- The paper introduces two novel methods—retrieval-based detection and TS-Guessing—to identify overlapping data between training corpora and benchmark datasets.
- The study reports a 57% exact match rate on MMLU using TS-Guessing, highlighting significant contamination risks in benchmark evaluations.
- The paper underscores the need for transparent benchmark construction and improved data handling practices to ensure valid performance assessments of LLMs.
Investigating Data Contamination in Modern Benchmarks for LLMs
Introduction
The paper systematically examines the phenomenon of data contamination within evaluation benchmarks for LLMs. The inflated benchmark scores often seen across various LLMs indicate a potential exposure of these models to benchmark data during their training phase.

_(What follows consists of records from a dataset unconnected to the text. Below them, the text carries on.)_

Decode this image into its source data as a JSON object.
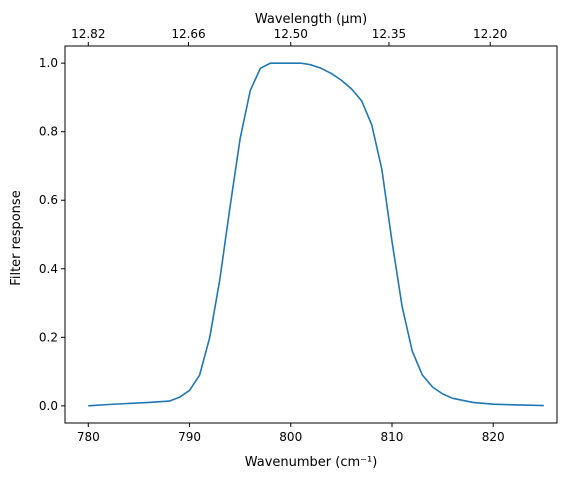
{
  "chart_data": {
    "type": "line",
    "title": "",
    "xlabel": "Wavenumber (cm⁻¹)",
    "ylabel": "Filter response",
    "x2label": "Wavelength (μm)",
    "xlim": [
      777.7,
      826.3
    ],
    "ylim": [
      -0.05,
      1.05
    ],
    "xticks": [
      780,
      790,
      800,
      810,
      820
    ],
    "yticks": [
      0.0,
      0.2,
      0.4,
      0.6,
      0.8,
      1.0
    ],
    "ytick_labels": [
      "0.0",
      "0.2",
      "0.4",
      "0.6",
      "0.8",
      "1.0"
    ],
    "x2ticks": [
      {
        "label": "12.82",
        "wavenumber": 780.0
      },
      {
        "label": "12.66",
        "wavenumber": 789.9
      },
      {
        "label": "12.50",
        "wavenumber": 800.0
      },
      {
        "label": "12.35",
        "wavenumber": 809.7
      },
      {
        "label": "12.20",
        "wavenumber": 819.7
      }
    ],
    "grid": false,
    "series": [
      {
        "color": "#1f77b4",
        "x": [
          780,
          782,
          784,
          786,
          788,
          789,
          790,
          791,
          792,
          793,
          794,
          795,
          796,
          797,
          798,
          799,
          800,
          801,
          802,
          803,
          804,
          805,
          806,
          807,
          808,
          809,
          810,
          811,
          812,
          813,
          814,
          815,
          816,
          818,
          820,
          822,
          825
        ],
        "y": [
          0.0,
          0.004,
          0.007,
          0.01,
          0.014,
          0.025,
          0.045,
          0.09,
          0.2,
          0.37,
          0.58,
          0.78,
          0.92,
          0.985,
          1.0,
          1.0,
          1.0,
          1.0,
          0.995,
          0.985,
          0.97,
          0.95,
          0.925,
          0.89,
          0.82,
          0.69,
          0.48,
          0.29,
          0.16,
          0.09,
          0.055,
          0.035,
          0.022,
          0.01,
          0.005,
          0.003,
          0.001
        ]
      }
    ]
  }
}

This situation is exacerbated by the opaque nature of training datasets used in both proprietary and open-source LLMs, raising significant concerns regarding their validity as performance indicators.

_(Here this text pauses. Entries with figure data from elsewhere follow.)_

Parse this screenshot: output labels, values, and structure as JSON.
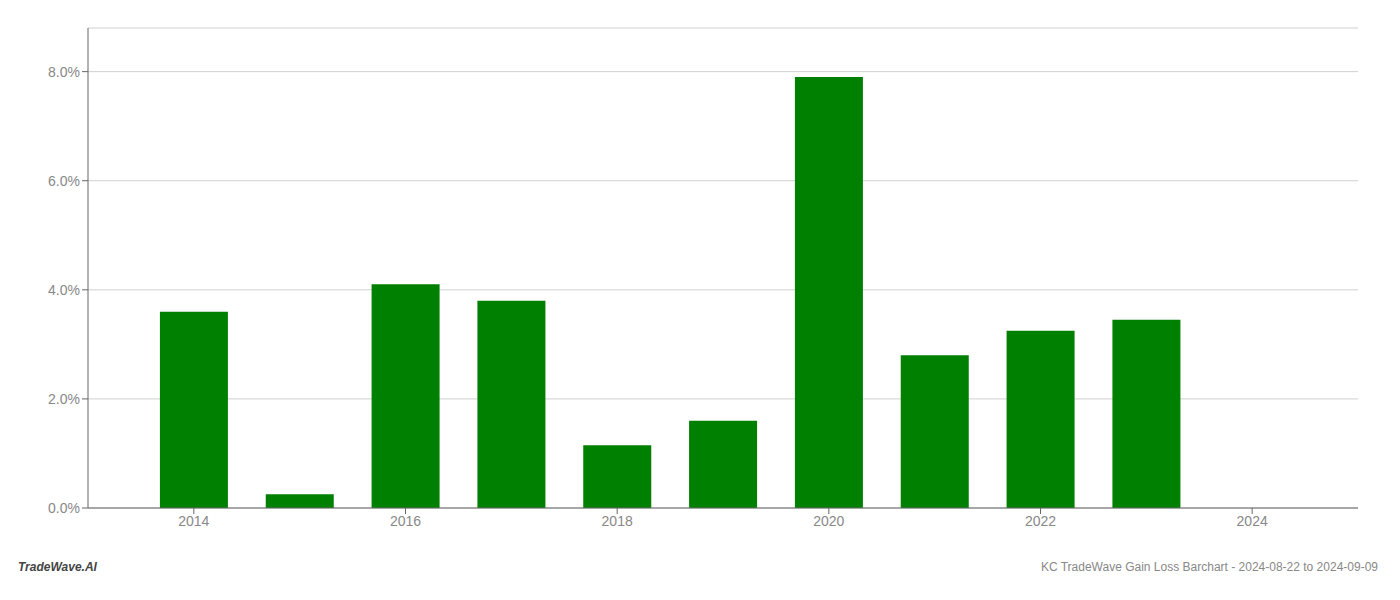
{
  "chart_data": {
    "type": "bar",
    "annotations": [
      "TradeWave.AI",
      "KC TradeWave Gain Loss Barchart - 2024-08-22 to 2024-09-09"
    ],
    "x": [
      2014,
      2015,
      2016,
      2017,
      2018,
      2019,
      2020,
      2021,
      2022,
      2023,
      2024
    ],
    "values": [
      0.036,
      0.0025,
      0.041,
      0.038,
      0.0115,
      0.016,
      0.079,
      0.028,
      0.0325,
      0.0345,
      0.0
    ],
    "color": "#008000",
    "xlim": [
      2013.0,
      2025.0
    ],
    "xticks": [
      2014,
      2016,
      2018,
      2020,
      2022,
      2024
    ],
    "ylim": [
      0.0,
      0.088
    ],
    "yticks": [
      {
        "value": 0.0,
        "label": "0.0%"
      },
      {
        "value": 0.02,
        "label": "2.0%"
      },
      {
        "value": 0.04,
        "label": "4.0%"
      },
      {
        "value": 0.06,
        "label": "6.0%"
      },
      {
        "value": 0.08,
        "label": "8.0%"
      }
    ],
    "grid": true
  }
}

Figure 1: Illustration of our method for identifying data contamination in modern benchmarks, showcasing both the retrieval-based system and TS-Guessing approach.
Methodology
Retrieval-Based Contamination Detection
To identify overlaps between pre-training corpora and benchmark data, the authors establish an IR system leveraging Pyserini, focusing on widely-used pretraining corpora like The Pile and C4. They employ a 13-gram tokenization strategy for chunking documents and calculate the highest similarity scores between these chunks and benchmark data.

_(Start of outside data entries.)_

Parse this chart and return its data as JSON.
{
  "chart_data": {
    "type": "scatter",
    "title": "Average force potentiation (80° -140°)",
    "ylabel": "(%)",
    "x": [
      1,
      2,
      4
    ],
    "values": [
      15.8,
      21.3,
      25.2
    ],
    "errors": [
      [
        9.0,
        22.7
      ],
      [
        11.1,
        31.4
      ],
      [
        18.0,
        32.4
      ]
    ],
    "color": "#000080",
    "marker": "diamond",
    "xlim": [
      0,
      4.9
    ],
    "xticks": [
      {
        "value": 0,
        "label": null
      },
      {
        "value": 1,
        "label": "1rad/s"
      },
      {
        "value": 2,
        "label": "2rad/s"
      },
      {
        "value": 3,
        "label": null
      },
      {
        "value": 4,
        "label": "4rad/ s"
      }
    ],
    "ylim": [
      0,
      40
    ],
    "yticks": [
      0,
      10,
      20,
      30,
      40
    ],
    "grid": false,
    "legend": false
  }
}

Testset Slot Guessing (TS-Guessing)
This novel protocol involves two main settings:
- Question-Based Guessing: Here, the central part of a question is masked, and models predict the missing keyword.
- Question-Multichoice Guessing: In this more challenging task, a wrong multiple-choice option is masked, testing whether the model can guess it accurately.

Figure 2: Illustration of two tasks within TS-Guessing, depicting question templates and hint utilization.
Results
Detection of Contamination
The paper reports significant instances of data contamination especially within the MMLU and TruthfulQA benchmarks. Notably, the TS-Guessing protocol yields a 57% exact match rate for GPT-4 on MMLU, suggesting substantial overlap between benchmark data and training corpora. The findings indicate that benchmark data previously considered isolated might inadvertently be part of model training sets, significantly skewing evaluation metrics.
Figure 3: Spearman correlations between text generation quality and human evaluation scores across multiple examples.
Discussion
The research highlights the need for new methodologies in detecting and mitigating data contamination. While retrieval systems demand full access to training corpora, the model-agnostic TS-Guessing can evaluate both open and closed-source models. However, the latter's dependency on the LLM's ability to follow instructions might limit its applicability across different contexts.
Figure 4: Contaminated Experiment Conducted on MMLU in ChatGPT, demonstrating near 100% EM rate after fine-tuning with MMLU test set, showing our method's sensitivity.
The paper underscores the risk of relying on potentially contaminated benchmarks, especially when these data sets are publicly available. This exposure could artificially inflate LLM performance figures, leading to incorrect assumptions about model capabilities.
Conclusion
The paper contributes two significant methodologies for detecting data contamination, emphasizing the pressing need for transparent and robust benchmark construction. Future research could refine these approaches, particularly the TS-Guessing protocol, to develop more sophisticated contamination detection algorithms, ultimately fostering a more accurate assessment landscape for LLMs.
Figure 5: Evident Data contamination example in the TruthfulQA benchmark with overlap with C4 corpus, highlighting training exposure risk.
Implications
Enhancing benchmark transparency and reducing contamination risk will be crucial for future LLM developments. These findings call for better documentation and data handling practices to ensure that task benchmarks truly reflect the intended isolation from training corpora, ensuring integrity and reliability in LLM evaluations.